The professional services exception in the WAPA statute, among other things, makes clear that the board has the discretion to avoid bidding when it is "in the interest of good administration." 30 V.I.C. § 116(3). The contract between WAPA and CEC presents even more compelling reasons to be concerned with reliability and with certainty of completion for the benefit of the ratepaying and energy-using public than does the contract in Autotote. Evidence presented at trial demonstrates the very real possibility of an imminent energy emergency, and the overwhelming majority of other efforts competitively to bid similar projects have been notably unsuccessful. App. 892-94. The trial court thus was justified in finding that WAPA acted "in the best interest of good administration" when it approved the DLJ contract.

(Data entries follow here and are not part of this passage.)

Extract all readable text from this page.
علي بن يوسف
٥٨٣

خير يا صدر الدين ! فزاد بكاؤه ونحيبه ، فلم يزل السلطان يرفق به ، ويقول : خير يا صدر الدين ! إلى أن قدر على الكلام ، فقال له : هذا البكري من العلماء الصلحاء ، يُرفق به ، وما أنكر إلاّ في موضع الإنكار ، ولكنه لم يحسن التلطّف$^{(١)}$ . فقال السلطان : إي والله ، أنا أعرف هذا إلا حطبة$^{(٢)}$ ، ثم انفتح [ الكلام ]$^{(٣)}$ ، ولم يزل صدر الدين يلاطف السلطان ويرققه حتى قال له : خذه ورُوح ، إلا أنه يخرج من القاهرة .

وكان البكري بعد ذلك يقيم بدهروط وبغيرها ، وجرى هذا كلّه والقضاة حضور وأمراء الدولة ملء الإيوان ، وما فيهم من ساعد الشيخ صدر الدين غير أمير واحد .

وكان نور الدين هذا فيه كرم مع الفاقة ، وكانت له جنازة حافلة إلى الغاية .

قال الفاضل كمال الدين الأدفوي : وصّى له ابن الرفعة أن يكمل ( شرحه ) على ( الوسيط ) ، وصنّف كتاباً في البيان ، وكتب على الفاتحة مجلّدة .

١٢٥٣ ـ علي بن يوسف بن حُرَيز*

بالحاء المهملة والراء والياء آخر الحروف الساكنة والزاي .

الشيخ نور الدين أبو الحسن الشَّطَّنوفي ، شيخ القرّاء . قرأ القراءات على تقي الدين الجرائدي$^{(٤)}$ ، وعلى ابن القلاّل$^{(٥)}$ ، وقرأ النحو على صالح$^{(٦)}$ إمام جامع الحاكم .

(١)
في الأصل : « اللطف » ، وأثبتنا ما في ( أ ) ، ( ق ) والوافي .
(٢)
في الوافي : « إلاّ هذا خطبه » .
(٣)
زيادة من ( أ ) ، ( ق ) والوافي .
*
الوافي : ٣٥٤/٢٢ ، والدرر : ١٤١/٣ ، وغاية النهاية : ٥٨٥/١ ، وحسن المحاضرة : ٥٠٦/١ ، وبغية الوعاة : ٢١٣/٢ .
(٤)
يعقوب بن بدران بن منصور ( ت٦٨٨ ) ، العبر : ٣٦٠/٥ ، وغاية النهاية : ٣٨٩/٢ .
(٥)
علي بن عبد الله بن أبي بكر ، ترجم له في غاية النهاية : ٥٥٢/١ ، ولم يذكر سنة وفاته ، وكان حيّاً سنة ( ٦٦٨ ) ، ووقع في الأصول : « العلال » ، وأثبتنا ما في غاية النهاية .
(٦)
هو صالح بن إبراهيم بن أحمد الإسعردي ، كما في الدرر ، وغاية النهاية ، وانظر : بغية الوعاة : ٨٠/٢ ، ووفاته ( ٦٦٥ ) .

This conclusion might not follow so readily if there were any suggestion in this case of fraud or collusion: if, for example, there was an allegation that WAPA and DLJ were not dealing with each other at arm's length, or that the bid DLJ tendered was rigged. But no such charge has been made.

C. Validity of injunction

WAPA argues in its brief that a court may not enjoin a party to a contract from interfering with that contract. Because WAPA did not raise this issue in the district court, we decline to pass on it. See Leizerowski v. Eastern Freightways, Inc., 514 F.2d 487, 491 (3d Cir. 1975).


We hold that the contract between CEC and DLJ does not violate the Virgin Islands conflict of interest and competitive bidding statutes. Accordingly, the judgment of the district court will be affirmed.